The Sunday Music Drop is a weekly radio series hosted by the KQED weekend news team. In each segment, we feature a song from a local musician or band with an upcoming show and hear about what inspires their music.
María José Montijo is a singer-songwriter, harpist and sound healer originally from Puerto Rico and now based in Oakland. She came to the Bay around 2007.
“My music is rooted in Caribbean rhythms and, specifically Afro-Puerto Rican rhythms, like bomba music,” she said. “This person told me the other day, I can hear the Caribbean sea in your voice. So this kind of transmission of place, I feel like it’s very strong in me.”

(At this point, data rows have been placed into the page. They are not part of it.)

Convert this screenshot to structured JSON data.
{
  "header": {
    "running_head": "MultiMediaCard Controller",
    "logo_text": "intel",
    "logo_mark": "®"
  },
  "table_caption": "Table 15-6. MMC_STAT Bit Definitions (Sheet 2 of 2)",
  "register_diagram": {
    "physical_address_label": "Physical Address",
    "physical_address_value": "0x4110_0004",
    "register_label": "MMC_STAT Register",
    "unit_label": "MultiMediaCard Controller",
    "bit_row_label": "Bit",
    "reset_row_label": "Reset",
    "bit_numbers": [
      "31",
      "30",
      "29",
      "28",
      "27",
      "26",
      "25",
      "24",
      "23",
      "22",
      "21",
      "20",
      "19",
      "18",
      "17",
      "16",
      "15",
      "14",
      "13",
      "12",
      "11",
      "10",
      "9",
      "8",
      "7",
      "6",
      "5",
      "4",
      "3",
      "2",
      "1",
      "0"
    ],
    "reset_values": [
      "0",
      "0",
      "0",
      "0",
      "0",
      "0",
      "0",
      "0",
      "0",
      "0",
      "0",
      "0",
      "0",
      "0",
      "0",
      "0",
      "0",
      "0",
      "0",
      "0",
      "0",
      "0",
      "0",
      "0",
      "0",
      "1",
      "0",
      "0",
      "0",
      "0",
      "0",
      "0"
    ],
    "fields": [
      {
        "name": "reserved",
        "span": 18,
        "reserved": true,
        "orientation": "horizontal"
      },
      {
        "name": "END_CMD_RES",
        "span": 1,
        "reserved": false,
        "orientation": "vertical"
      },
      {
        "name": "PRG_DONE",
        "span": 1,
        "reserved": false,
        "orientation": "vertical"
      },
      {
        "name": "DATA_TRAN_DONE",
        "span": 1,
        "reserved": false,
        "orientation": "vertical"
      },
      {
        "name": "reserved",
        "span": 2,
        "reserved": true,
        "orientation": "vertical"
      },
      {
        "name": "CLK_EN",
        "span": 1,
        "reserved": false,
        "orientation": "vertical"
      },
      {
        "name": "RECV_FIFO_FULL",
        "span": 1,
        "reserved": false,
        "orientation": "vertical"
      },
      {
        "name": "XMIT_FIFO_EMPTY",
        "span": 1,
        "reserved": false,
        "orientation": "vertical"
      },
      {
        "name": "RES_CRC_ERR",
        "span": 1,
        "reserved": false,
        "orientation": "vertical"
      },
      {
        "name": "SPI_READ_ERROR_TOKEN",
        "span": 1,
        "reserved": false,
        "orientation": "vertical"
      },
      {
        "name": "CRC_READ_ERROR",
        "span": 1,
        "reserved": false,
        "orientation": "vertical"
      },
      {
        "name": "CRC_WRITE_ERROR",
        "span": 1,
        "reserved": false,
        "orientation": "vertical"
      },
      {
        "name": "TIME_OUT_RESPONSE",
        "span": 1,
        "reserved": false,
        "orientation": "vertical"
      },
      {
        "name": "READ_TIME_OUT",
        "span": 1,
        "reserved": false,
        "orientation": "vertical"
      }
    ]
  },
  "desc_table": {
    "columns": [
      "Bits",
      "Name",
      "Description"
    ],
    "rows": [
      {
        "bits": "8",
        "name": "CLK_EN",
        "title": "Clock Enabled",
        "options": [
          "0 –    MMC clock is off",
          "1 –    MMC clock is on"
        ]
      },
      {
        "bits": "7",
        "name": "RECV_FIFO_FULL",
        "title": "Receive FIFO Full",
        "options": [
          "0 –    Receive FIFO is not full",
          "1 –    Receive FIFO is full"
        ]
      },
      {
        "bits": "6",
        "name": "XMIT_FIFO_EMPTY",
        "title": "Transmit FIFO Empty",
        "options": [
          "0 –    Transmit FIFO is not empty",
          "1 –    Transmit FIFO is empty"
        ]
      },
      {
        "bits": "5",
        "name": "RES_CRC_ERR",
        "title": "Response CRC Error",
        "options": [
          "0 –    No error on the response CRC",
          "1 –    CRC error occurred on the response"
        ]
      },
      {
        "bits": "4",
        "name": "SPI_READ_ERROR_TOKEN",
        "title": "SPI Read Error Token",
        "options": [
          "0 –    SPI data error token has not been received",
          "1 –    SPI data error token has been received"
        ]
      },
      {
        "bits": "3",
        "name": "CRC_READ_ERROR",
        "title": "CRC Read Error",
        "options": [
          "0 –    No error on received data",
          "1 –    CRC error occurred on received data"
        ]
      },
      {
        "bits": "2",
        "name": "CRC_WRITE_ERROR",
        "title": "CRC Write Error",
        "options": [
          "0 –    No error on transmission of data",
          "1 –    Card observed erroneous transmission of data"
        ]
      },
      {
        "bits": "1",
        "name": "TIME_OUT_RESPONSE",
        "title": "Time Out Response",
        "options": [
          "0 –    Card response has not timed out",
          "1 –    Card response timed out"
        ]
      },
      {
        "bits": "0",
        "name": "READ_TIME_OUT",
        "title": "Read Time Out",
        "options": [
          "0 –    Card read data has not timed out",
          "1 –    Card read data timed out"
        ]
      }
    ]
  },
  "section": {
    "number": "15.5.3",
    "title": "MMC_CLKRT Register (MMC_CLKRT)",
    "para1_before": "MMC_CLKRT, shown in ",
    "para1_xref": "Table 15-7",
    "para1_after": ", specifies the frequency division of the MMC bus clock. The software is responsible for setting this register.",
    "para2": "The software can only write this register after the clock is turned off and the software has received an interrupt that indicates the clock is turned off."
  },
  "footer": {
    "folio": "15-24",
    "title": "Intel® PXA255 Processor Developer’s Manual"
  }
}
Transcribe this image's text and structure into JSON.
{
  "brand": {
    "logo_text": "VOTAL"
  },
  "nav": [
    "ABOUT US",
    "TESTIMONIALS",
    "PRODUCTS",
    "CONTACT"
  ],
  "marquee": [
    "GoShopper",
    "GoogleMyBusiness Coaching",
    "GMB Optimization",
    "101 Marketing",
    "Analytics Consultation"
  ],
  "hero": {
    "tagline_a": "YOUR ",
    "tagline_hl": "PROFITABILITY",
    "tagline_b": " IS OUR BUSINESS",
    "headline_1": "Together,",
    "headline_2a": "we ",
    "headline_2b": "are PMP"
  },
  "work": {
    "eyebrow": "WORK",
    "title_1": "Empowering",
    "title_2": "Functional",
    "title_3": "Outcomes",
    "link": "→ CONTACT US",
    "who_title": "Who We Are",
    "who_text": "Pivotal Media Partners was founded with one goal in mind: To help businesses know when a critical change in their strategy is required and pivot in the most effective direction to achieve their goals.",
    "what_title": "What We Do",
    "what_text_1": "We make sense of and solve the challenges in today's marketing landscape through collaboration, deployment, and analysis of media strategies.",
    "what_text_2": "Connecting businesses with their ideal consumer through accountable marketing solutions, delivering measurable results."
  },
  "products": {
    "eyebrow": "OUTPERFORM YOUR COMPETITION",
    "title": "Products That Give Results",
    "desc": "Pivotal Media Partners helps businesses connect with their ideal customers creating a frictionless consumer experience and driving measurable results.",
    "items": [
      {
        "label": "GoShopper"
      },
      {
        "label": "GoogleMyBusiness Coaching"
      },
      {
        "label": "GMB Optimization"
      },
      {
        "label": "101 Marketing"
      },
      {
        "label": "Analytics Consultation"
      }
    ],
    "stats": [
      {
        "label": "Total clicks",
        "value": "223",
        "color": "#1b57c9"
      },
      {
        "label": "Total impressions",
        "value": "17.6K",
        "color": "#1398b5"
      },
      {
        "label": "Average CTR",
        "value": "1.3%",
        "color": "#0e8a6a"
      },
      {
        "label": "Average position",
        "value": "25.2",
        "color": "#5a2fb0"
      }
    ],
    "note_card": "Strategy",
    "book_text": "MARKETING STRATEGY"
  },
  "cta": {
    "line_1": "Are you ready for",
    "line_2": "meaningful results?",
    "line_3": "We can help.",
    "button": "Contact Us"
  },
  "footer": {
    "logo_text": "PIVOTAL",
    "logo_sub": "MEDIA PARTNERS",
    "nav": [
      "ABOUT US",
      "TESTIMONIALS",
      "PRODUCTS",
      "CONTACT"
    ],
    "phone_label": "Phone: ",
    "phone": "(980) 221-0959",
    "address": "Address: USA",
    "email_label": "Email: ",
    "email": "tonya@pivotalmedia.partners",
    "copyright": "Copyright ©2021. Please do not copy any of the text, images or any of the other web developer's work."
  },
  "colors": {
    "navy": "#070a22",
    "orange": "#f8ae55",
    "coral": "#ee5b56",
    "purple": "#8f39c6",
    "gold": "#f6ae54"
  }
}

She started writing songs from her own healing journey. “I was just really wanting to express the things that were going on inside me,” she said. “Sound is a very powerful medium.”
She shares that “realismo mágico” is a term from a literary genre from Latin American novels like those by Gabriel García Márquez and Isabel Allende. “There’s magic all around. We just need to notice,” Montijo said.
She says there’s a cultural phenomenon, which she grew up with, that shines through in the realismo mágico genre. “Going to a spiritualist’s table as a child, and just being really in touch with the supernatural was something very normal,” she said.
The song is also a nod to being connected to ancestors. “We can talk to them. Sometimes we can see them. We can ask for stuff. We can be in relationship,” Montijo said. “It’s like there’s all these potentialities and dimensions here, and how can I see things in a different way so that I can access, touch, feel, listen and have a conversation with life that’s different.”
María José Montijo will be performing at Vetiver in Oakland on Dec. 30, 2022. She’s working on a debut album, expected to come out next year.